We came across a place called 'The Lazy Cat' and I have to say, we highly recommend it if you are looking for some good grub in Minca. It's very tasty and just fab, as are it's resident cats (no we didn't eat them!). Whilst ordering, another english couple turned up. They were from London and this was their second long trip in varoius different countries, having worked a few years in between. They were beginning the last two weeks of their seven month adventure, however they actually felt ready to go back. I wonder how we'll feel? We chatted about travel all evening, and it was a novelty to be able to have a full-on conversation in english, as it's now a rarity, not that I'm complaining. It was a lovely evening.
The next morning we had a yummy breakfast whilst watching the Hummingbirds feeding on the sweet water, and then we set off to the viewpoint 'Los Pinos', somewhere up above us. Unfortunately, I didn't appreciate just how out of scale the local tourist map was (yes, I know) and just how far the round trip back to the hotel would be.
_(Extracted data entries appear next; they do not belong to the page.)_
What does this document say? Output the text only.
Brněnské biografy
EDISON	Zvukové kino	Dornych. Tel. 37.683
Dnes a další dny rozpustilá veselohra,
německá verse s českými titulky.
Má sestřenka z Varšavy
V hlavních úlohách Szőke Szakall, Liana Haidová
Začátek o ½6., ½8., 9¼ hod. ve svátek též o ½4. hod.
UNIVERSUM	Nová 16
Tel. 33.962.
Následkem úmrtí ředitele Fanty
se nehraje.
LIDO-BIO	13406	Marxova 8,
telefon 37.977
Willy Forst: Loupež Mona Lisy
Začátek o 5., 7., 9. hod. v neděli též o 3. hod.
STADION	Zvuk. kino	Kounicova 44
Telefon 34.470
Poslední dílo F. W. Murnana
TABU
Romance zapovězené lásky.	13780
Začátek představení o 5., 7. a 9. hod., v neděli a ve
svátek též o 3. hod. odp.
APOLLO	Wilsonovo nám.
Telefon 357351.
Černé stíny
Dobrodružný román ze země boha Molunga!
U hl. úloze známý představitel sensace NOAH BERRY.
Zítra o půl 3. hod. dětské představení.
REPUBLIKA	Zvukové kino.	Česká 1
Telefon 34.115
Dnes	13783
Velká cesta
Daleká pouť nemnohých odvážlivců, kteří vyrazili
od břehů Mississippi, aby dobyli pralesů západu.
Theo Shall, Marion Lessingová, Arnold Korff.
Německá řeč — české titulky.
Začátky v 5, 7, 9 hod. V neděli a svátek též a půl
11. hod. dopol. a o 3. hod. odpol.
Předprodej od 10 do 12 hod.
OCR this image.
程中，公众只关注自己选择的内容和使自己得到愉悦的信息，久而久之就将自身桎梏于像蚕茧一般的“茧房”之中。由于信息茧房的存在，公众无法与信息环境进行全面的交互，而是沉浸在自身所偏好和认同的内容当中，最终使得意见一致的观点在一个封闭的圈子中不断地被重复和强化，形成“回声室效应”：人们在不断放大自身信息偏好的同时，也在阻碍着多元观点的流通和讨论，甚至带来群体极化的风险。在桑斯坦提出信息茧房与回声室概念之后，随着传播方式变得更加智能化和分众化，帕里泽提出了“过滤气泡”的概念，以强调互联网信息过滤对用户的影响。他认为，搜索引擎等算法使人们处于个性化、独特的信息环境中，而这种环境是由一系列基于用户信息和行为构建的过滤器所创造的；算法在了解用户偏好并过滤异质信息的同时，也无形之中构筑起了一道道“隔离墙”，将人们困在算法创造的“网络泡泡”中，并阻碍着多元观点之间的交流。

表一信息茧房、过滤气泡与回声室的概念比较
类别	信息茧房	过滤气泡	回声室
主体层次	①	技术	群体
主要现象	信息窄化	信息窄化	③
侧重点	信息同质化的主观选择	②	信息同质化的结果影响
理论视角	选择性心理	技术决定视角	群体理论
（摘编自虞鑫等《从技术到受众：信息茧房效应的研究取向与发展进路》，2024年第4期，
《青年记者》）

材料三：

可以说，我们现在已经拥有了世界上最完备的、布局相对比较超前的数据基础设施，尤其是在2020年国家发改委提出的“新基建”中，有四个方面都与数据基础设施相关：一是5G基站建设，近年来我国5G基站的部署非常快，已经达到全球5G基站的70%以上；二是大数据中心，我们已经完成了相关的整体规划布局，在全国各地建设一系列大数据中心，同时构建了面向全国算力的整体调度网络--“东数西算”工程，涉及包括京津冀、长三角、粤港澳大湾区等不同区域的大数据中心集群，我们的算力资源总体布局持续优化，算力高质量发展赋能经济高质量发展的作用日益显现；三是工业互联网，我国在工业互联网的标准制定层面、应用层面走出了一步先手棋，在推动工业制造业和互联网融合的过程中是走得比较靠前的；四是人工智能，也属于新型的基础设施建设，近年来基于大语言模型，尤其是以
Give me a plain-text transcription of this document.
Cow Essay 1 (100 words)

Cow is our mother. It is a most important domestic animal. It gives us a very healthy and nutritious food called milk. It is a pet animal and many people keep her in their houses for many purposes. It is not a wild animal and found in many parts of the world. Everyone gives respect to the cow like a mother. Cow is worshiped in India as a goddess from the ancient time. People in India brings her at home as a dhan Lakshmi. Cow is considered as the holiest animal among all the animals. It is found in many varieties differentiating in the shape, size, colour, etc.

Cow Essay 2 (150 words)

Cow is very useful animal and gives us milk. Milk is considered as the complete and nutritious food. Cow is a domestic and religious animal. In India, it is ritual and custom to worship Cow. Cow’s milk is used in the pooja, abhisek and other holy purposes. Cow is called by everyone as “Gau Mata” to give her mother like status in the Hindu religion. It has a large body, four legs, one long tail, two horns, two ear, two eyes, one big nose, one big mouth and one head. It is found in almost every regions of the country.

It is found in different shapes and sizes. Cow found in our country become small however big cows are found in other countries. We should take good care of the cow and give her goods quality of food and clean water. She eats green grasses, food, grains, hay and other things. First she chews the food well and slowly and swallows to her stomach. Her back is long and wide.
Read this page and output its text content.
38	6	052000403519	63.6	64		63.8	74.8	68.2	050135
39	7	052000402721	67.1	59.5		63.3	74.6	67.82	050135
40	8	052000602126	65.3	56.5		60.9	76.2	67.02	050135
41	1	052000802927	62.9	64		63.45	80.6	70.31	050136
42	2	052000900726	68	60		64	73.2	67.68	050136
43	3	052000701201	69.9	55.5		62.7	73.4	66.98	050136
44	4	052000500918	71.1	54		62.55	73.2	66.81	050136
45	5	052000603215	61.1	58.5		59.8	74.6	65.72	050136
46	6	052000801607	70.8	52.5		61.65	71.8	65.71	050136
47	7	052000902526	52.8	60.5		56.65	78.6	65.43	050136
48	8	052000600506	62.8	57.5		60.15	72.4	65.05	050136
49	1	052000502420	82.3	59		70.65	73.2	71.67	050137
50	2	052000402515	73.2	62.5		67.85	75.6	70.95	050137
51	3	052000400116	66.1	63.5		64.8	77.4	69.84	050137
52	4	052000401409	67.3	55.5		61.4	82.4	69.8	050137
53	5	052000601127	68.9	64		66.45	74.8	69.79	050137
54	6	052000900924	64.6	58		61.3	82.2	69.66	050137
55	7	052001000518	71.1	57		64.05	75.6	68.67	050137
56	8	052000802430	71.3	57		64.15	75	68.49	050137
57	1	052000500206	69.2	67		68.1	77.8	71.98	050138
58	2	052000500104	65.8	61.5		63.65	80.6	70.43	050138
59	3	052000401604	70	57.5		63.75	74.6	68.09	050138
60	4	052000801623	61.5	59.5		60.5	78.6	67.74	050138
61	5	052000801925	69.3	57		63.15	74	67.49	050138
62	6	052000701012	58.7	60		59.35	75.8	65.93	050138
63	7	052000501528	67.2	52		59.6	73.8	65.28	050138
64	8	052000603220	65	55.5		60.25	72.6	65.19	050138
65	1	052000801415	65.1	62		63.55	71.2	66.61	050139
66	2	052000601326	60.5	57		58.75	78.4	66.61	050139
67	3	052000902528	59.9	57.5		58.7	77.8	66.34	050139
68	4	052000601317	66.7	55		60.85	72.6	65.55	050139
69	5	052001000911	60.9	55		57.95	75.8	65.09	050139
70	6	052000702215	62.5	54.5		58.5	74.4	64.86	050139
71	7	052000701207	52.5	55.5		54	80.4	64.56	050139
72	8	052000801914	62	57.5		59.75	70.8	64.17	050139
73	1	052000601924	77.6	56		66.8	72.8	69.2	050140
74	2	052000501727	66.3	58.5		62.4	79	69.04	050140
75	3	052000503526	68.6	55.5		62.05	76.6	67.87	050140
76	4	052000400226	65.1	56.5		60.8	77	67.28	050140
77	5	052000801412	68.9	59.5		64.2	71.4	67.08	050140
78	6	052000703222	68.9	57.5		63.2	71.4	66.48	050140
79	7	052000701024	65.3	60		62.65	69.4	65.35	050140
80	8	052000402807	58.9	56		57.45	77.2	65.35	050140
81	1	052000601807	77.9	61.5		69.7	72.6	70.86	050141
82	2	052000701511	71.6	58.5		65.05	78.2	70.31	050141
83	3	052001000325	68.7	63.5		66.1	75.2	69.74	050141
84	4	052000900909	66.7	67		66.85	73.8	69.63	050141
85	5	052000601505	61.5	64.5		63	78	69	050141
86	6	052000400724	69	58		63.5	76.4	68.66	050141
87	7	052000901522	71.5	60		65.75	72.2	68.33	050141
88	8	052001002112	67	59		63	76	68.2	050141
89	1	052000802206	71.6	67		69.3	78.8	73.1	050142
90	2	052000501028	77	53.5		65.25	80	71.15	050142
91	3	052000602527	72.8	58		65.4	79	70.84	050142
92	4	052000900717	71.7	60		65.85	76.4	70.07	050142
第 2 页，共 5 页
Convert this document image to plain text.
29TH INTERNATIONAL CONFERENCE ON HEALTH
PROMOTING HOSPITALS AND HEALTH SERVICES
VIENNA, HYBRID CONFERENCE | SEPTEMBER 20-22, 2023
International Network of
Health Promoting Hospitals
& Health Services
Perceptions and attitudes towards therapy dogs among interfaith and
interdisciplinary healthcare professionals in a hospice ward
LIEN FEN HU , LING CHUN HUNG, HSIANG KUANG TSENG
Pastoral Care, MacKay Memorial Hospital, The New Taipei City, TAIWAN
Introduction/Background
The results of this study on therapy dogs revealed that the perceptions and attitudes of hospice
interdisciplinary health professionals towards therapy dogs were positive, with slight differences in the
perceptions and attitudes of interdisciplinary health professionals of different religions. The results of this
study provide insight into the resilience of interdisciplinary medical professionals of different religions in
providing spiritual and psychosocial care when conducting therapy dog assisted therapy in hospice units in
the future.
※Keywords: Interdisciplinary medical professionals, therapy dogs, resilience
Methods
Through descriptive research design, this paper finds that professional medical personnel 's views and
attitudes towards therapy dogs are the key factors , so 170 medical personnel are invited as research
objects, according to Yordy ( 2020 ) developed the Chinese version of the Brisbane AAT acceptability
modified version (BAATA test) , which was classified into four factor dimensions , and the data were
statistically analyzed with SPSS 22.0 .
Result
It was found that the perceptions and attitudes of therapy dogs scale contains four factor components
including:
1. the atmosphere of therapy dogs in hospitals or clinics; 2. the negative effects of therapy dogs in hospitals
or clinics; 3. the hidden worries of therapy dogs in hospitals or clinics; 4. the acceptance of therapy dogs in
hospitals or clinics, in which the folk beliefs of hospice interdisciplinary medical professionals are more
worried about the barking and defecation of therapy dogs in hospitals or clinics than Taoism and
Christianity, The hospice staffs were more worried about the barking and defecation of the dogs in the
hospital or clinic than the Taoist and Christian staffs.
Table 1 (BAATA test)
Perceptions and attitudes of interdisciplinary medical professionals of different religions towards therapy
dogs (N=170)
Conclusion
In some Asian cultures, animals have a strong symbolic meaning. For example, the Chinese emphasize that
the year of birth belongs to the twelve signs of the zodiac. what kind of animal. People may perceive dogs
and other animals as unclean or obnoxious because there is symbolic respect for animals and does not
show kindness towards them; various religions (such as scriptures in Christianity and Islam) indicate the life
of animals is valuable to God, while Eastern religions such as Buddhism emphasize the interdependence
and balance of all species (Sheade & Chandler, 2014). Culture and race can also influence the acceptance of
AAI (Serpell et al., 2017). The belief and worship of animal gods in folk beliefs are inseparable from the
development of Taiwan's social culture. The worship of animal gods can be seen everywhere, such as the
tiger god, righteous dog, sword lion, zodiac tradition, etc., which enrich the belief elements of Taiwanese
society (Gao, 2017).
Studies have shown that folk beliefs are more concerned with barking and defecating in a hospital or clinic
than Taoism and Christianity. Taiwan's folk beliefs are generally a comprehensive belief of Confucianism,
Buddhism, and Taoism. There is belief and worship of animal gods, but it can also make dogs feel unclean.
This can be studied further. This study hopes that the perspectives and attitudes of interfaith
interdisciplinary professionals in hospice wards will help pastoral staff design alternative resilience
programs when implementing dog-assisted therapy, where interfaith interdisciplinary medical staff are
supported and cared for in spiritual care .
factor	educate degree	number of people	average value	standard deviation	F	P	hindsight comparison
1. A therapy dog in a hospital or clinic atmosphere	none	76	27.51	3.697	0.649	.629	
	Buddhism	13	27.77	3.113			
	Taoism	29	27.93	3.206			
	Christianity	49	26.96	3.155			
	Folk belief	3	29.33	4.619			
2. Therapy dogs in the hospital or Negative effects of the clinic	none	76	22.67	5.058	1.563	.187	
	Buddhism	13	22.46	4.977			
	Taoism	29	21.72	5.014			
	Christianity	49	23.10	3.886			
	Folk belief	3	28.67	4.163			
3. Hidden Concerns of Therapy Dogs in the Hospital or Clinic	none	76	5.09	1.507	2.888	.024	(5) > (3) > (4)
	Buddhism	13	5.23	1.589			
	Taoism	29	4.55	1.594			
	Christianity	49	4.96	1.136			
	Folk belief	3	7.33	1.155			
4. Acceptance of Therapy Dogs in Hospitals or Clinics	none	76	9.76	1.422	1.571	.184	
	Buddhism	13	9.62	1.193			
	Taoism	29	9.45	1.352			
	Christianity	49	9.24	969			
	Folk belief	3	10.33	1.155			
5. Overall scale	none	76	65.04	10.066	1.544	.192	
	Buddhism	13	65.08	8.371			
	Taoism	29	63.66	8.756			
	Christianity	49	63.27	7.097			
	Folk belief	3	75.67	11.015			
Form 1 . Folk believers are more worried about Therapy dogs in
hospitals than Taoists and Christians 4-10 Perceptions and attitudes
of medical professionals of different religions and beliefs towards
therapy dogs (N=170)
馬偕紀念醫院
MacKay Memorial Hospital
I told Kelvin that it would be worth it because the view was supposed to be 'amazing' and we needed to keep fit anyway. So, about 9Km later we finally get to the viewpoint...which was cloud. Hmmmm. We waited a little while but no movement of said clouds. Damn it! Righto, fail one of the day. Fail two...not checking the route for amenities, resulting in what I would now term a 'Lyndon Poskitt' moment after this year's Dakar! I will say no more!
The 7Km back to the hotel was interesting. It was a very narrow mud track, through the wilderness, quite steep, and occasionally a couple of choices of path which wasn't helpful. I'm glad to say, our first snake sighting was in a much more open area with plenty of room to bypass it, not on an overgrown path in the back-of-beyond, and although I will be jinxing it, I'm estatic to report no tarantula sightings as yet. The best part of the whole walk was coming across a beautiful, tall waterfall in the middle of nowhere. Again, a group of four other people, but other than that, just us. It was peaceful and the path up was lined with interesting flowers that I hadn't yet come across. Having absorbed the beauty of the place for a while, we left to complete the last 3Km of the walk. Our feet were aching and both our knees starting to protest at the sudden increase in demand on them. Luckily, the last part was a bit flatter, less challenging and we knew it was the home stretch. We definitely earn't our dinner, however I'm not sure Kelvin will go on any of my 'little walks' again so readily in the future.
That night it rained, in fact it chucked it down, and the insects were out in force. The walkway to our room way caked in them, with hard-shelled flying beetles randomly crash-landing here, there and everywhere. Once back in the room, we evicted the new four-legged inhabitants (the small eight-legged one was far too fast to catch) and set about duck-taping around the door and gaps in the windows. Even then, some little buggers managed to find their way in, but for the most part, it was a big-bug free night, well, inside at least.
The next morning after breakfast, we loaded our bikes up and set off for Cartagena, reportedly Colombia's most beautiful city.